Porque recordar a Lorca no debería consistir únicamente en conmemorar su muerte. Tampoco en llenar un calendario de homenajes cuando se cumplen noventa años de su asesinato o cuando llegue el centenario de la Generación del 27. Recordarlo debería ser sinónimo de leerlo, estudiarlo, discutirlo y permitir que sus palabras vuelvan a encontrarse con generaciones que todavía no lo han descubierto.

Encontrar su cuerpo no consiste solamente en encontrar el lugar donde fueron enterrados sus restos, sino también en encontrar al hombre que hay detrás del mito. En volver a mirar a Federico y no solamente a Lorca. Por ello es fundamental recordar que antes del poeta universal hubo un hombre de 38 años al que una noche le arrebataron la posibilidad de seguir escribiendo, de seguir amando, de seguir viviendo.
Y ahora que, dentro de unos meses, se conmemorará el centenario de la Generación del 27 y el aniversario se vislumbra ya en el horizonte, no puedo dejar de pensar que será, sin duda, una oportunidad para celebrar una de las generaciones más extraordinarias de nuestra cultura.

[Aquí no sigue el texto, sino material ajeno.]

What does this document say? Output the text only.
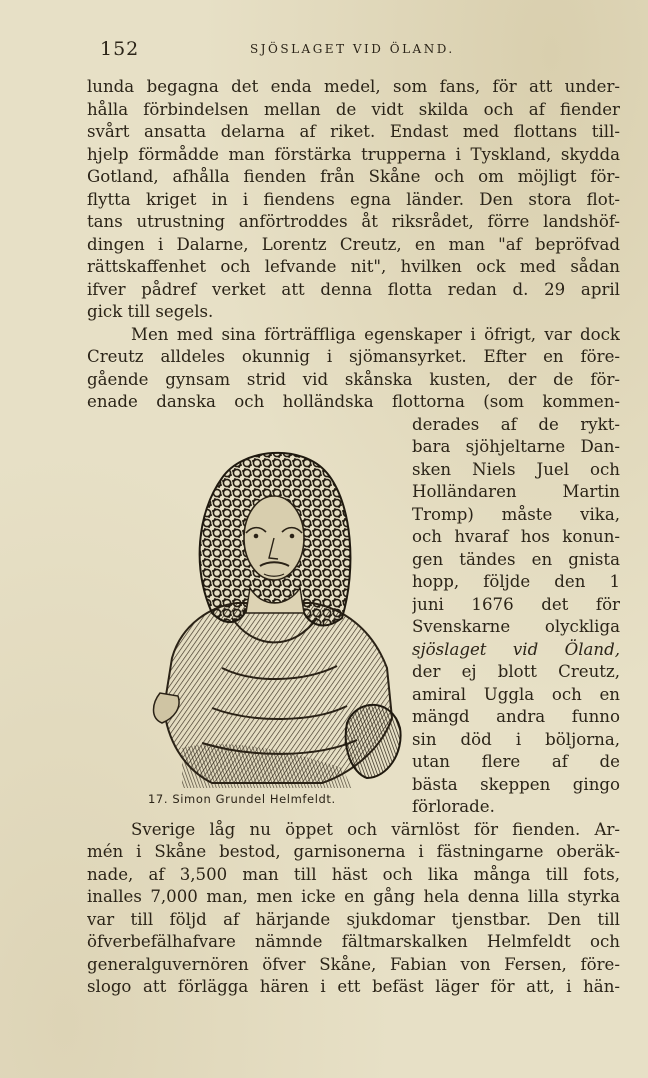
152	SJÖSLAGET VID ÖLAND.
lunda begagna det enda medel, som fans, för att under-
hålla förbindelsen mellan de vidt skilda och af fiender
svårt ansatta delarna af riket. Endast med flottans till-
hjelp förmådde man förstärka trupperna i Tyskland, skydda
Gotland, afhålla fienden från Skåne och om möjligt för-
flytta kriget in i fiendens egna länder. Den stora flot-
tans utrustning anförtroddes åt riksrådet, förre landshöf-
dingen i Dalarne, Lorentz Creutz, en man "af bepröfvad
rättskaffenhet och lefvande nit", hvilken ock med sådan
ifver pådref verket att denna flotta redan d. 29 april
gick till segels.
Men med sina förträffliga egenskaper i öfrigt, var dock
Creutz alldeles okunnig i sjömansyrket. Efter en före-
gående gynsam strid vid skånska kusten, der de för-
enade danska och holländska flottorna (som kommen-
derades af de rykt-
bara sjöhjeltarne Dan-
sken Niels Juel och
Holländaren Martin
Tromp) måste vika,
och hvaraf hos konun-
gen tändes en gnista
hopp, följde den 1
juni 1676 det för
Svenskarne olyckliga
sjöslaget vid Öland,
der ej blott Creutz,
amiral Uggla och en
mängd andra funno
sin död i böljorna,
utan flere af de
bästa skeppen gingo
förlorade.
17. Simon Grundel Helmfeldt.
Sverige låg nu öppet och värnlöst för fienden. Ar-
mén i Skåne bestod, garnisonerna i fästningarne oberäk-
nade, af 3,500 man till häst och lika många till fots,
inalles 7,000 man, men icke en gång hela denna lilla styrka
var till följd af härjande sjukdomar tjenstbar. Den till
öfverbefälhafvare nämnde fältmarskalken Helmfeldt och
generalguvernören öfver Skåne, Fabian von Fersen, före-
slogo att förlägga hären i ett befäst läger för att, i hän-
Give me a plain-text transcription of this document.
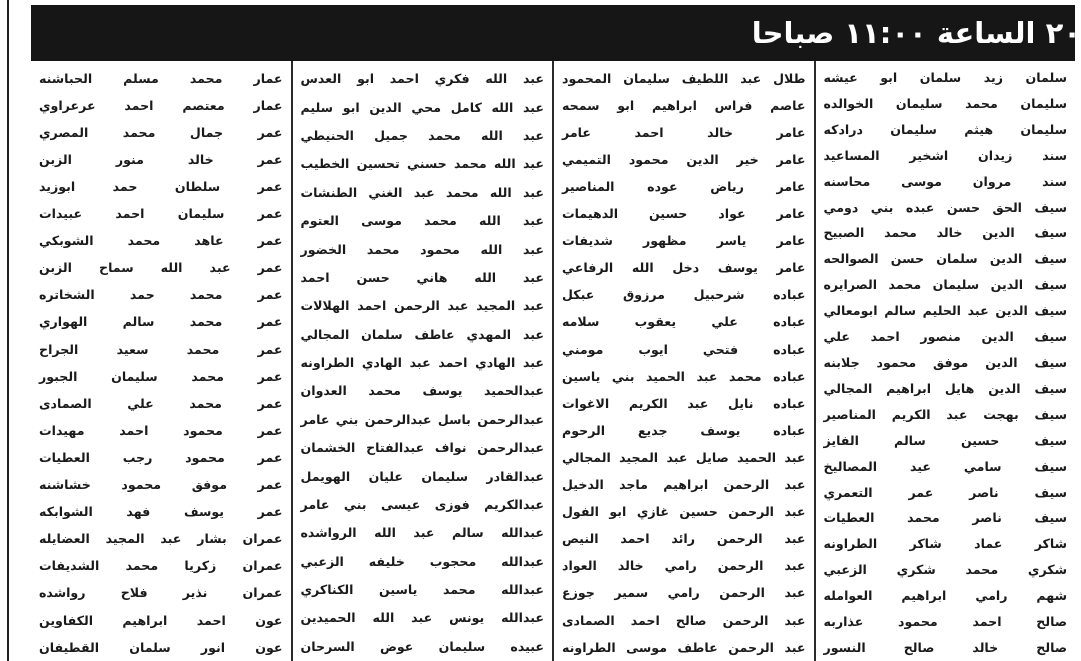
٢٠ الساعة ١١:٠٠ صباحا
سلمان زيد سلمان ابو عيشه
سليمان محمد سليمان الخوالده
سليمان هيثم سليمان درادكه
سند زيدان اشخير المساعيد
سند مروان موسى محاسنه
سيف الحق حسن عبده بني دومي
سيف الدين خالد محمد الصبيح
سيف الدين سلمان حسن الصوالحه
سيف الدين سليمان محمد الصرايره
سيف الدين عبد الحليم سالم ابومعالي
سيف الدين منصور احمد علي
سيف الدين موفق محمود جلابنه
سيف الدين هايل ابراهيم المجالي
سيف بهجت عبد الكريم المناصير
سيف حسين سالم الفايز
سيف سامي عيد المصاليخ
سيف ناصر عمر التعمري
سيف ناصر محمد العطيات
شاكر عماد شاكر الطراونه
شكري محمد شكري الزعبي
شهم رامي ابراهيم العوامله
صالح احمد محمود عذاربه
صالح خالد صالح النسور
طلال عبد اللطيف سليمان المحمود
عاصم فراس ابراهيم ابو سمحه
عامر خالد احمد عامر
عامر خير الدين محمود التميمي
عامر رياض عوده المناصير
عامر عواد حسين الدهيمات
عامر ياسر مظهور شديفات
عامر يوسف دخل الله الرفاعي
عباده شرحبيل مرزوق عبكل
عباده علي يعقوب سلامه
عباده فتحي ايوب مومني
عباده محمد عبد الحميد بني ياسين
عباده نايل عبد الكريم الاغوات
عباده يوسف جديع الرحوم
عبد الحميد صايل عبد المجيد المجالي
عبد الرحمن ابراهيم ماجد الدخيل
عبد الرحمن حسين غازي ابو الفول
عبد الرحمن رائد احمد النيص
عبد الرحمن رامي خالد العواد
عبد الرحمن رامي سمير جوزع
عبد الرحمن صالح احمد الصمادى
عبد الرحمن عاطف موسى الطراونه
عبد الله فكري احمد ابو العدس
عبد الله كامل محي الدين ابو سليم
عبد الله محمد جميل الحنيطي
عبد الله محمد حسني تحسين الخطيب
عبد الله محمد عبد الغني الطنشات
عبد الله محمد موسى العتوم
عبد الله محمود محمد الخضور
عبد الله هاني حسن احمد
عبد المجيد عبد الرحمن احمد الهلالات
عبد المهدي عاطف سلمان المجالي
عبد الهادي احمد عبد الهادي الطراونه
عبدالحميد يوسف محمد العدوان
عبدالرحمن باسل عبدالرحمن بني عامر
عبدالرحمن نواف عبدالفتاح الخشمان
عبدالقادر سليمان عليان الهويمل
عبدالكريم فوزى عيسى بني عامر
عبدالله سالم عبد الله الرواشده
عبدالله محجوب خليفه الزعبي
عبدالله محمد ياسين الكناكري
عبدالله يونس عبد الله الحميدين
عبيده سليمان عوض السرحان
عمار محمد مسلم الحباشنه
عمار معتصم احمد عرعراوي
عمر جمال محمد المصري
عمر خالد منور الزبن
عمر سلطان حمد ابوزيد
عمر سليمان احمد عبيدات
عمر عاهد محمد الشوبكي
عمر عبد الله سماح الزبن
عمر محمد حمد الشخاتره
عمر محمد سالم الهواري
عمر محمد سعيد الجراح
عمر محمد سليمان الجبور
عمر محمد علي الصمادى
عمر محمود احمد مهيدات
عمر محمود رجب العطيات
عمر موفق محمود خشاشنه
عمر يوسف فهد الشوابكه
عمران بشار عبد المجيد العضايله
عمران زكريا محمد الشديفات
عمران نذير فلاح رواشده
عون احمد ابراهيم الكفاوين
عون انور سلمان القطيفان
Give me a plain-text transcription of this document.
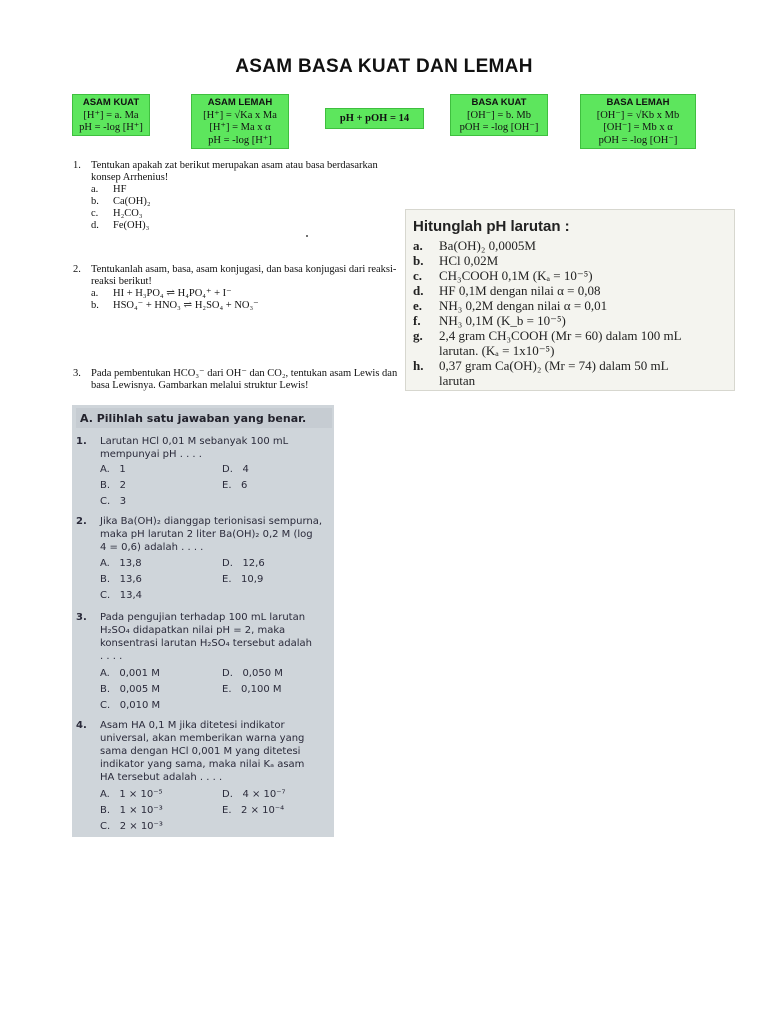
ASAM BASA KUAT DAN LEMAH
ASAM KUAT
[H⁺] = a. Ma
pH = -log [H⁺]
ASAM LEMAH
[H⁺] = √Ka x Ma
[H⁺] = Ma x α
pH = -log [H⁺]
pH + pOH = 14
BASA KUAT
[OH⁻] = b. Mb
pOH = -log [OH⁻]
BASA LEMAH
[OH⁻] = √Kb x Mb
[OH⁻] = Mb x α
pOH = -log [OH⁻]
1. Tentukan apakah zat berikut merupakan asam atau basa berdasarkan konsep Arrhenius!
a. HF
b. Ca(OH)₂
c. H₂CO₃
d. Fe(OH)₃
2. Tentukanlah asam, basa, asam konjugasi, dan basa konjugasi dari reaksi-reaksi berikut!
a. HI + H₃PO₄ ⇌ H₄PO₄⁺ + I⁻
b. HSO₄⁻ + HNO₃ ⇌ H₂SO₄ + NO₃⁻
3. Pada pembentukan HCO₃⁻ dari OH⁻ dan CO₂, tentukan asam Lewis dan basa Lewisnya. Gambarkan melalui struktur Lewis!
Hitunglah pH larutan :
a. Ba(OH)₂ 0,0005M
b. HCl 0,02M
c. CH₃COOH 0,1M (Kₐ = 10⁻⁵)
d. HF 0,1M dengan nilai α = 0,08
e. NH₃ 0,2M dengan nilai α = 0,01
f. NH₃ 0,1M (K_b = 10⁻⁵)
g. 2,4 gram CH₃COOH (Mr = 60) dalam 100 mL
larutan. (Kₐ = 1x10⁻⁵)
h. 0,37 gram Ca(OH)₂ (Mr = 74) dalam 50 mL
larutan
A. Pilihlah satu jawaban yang benar.
1. Larutan HCl 0,01 M sebanyak 100 mL
mempunyai pH . . . .
A. 1	D. 4
B. 2	E. 6
C. 3
2. Jika Ba(OH)₂ dianggap terionisasi sempurna,
maka pH larutan 2 liter Ba(OH)₂ 0,2 M (log
4 = 0,6) adalah . . . .
A. 13,8	D. 12,6
B. 13,6	E. 10,9
C. 13,4
3. Pada pengujian terhadap 100 mL larutan
H₂SO₄ didapatkan nilai pH = 2, maka
konsentrasi larutan H₂SO₄ tersebut adalah
. . . .
A. 0,001 M	D. 0,050 M
B. 0,005 M	E. 0,100 M
C. 0,010 M
4. Asam HA 0,1 M jika ditetesi indikator
universal, akan memberikan warna yang
sama dengan HCl 0,001 M yang ditetesi
indikator yang sama, maka nilai Kₐ asam
HA tersebut adalah . . . .
A. 1 × 10⁻⁵	D. 4 × 10⁻⁷
B. 1 × 10⁻³	E. 2 × 10⁻⁴
C. 2 × 10⁻³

Pero también será una prueba. Podemos llenar teatros, museos y librerías, multiplicar los homenajes y los titulares sobre Lorca y, aún así, quedarnos en la superficie de lo que fue y de lo que todavía significa. Quizá mantener vivo a Federico consista, más bien, en permitir que vuelva a incomodarnos, a emocionarnos y a plantearnos preguntas. En dejar que su obra siga interpelándonos, no como una pieza intocable del pasado, sino como una voz capaz de hablarnos, todavía hoy, desde el presente.
Porque después de noventa años todavía podemos buscar a Lorca en la tierra. Podemos exigir que se encuentre su cuerpo, que se le devuelva un lugar, una sepultura y el descanso que le fue arrebatado. Esa deuda no se salda con homenajes, con placas ni con escenarios llenos; sino con memoria y sosiego. Al mismo tiempo, también podemos buscar a Federico donde siempre estuvo: en sus poemas, en sus obras, en sus cartas y en todo aquello que escribió antes de que dos balazos silenciaran su voz.
En definitiva, noventa años después, España todavía tiene que encontrar a Federico. Y, mientras lo busca, tiene una responsabilidad mucho más sencilla: no dejar de escucharlo. Porque encontrar su cuerpo sería devolverle a la tierra que le pertenece, pero volver a leerlo es devolverle la voz. Y quizá ambas cosas sean necesarias para poder decir, algún día, que finalmente hemos encontrado a nuestro querido Federico.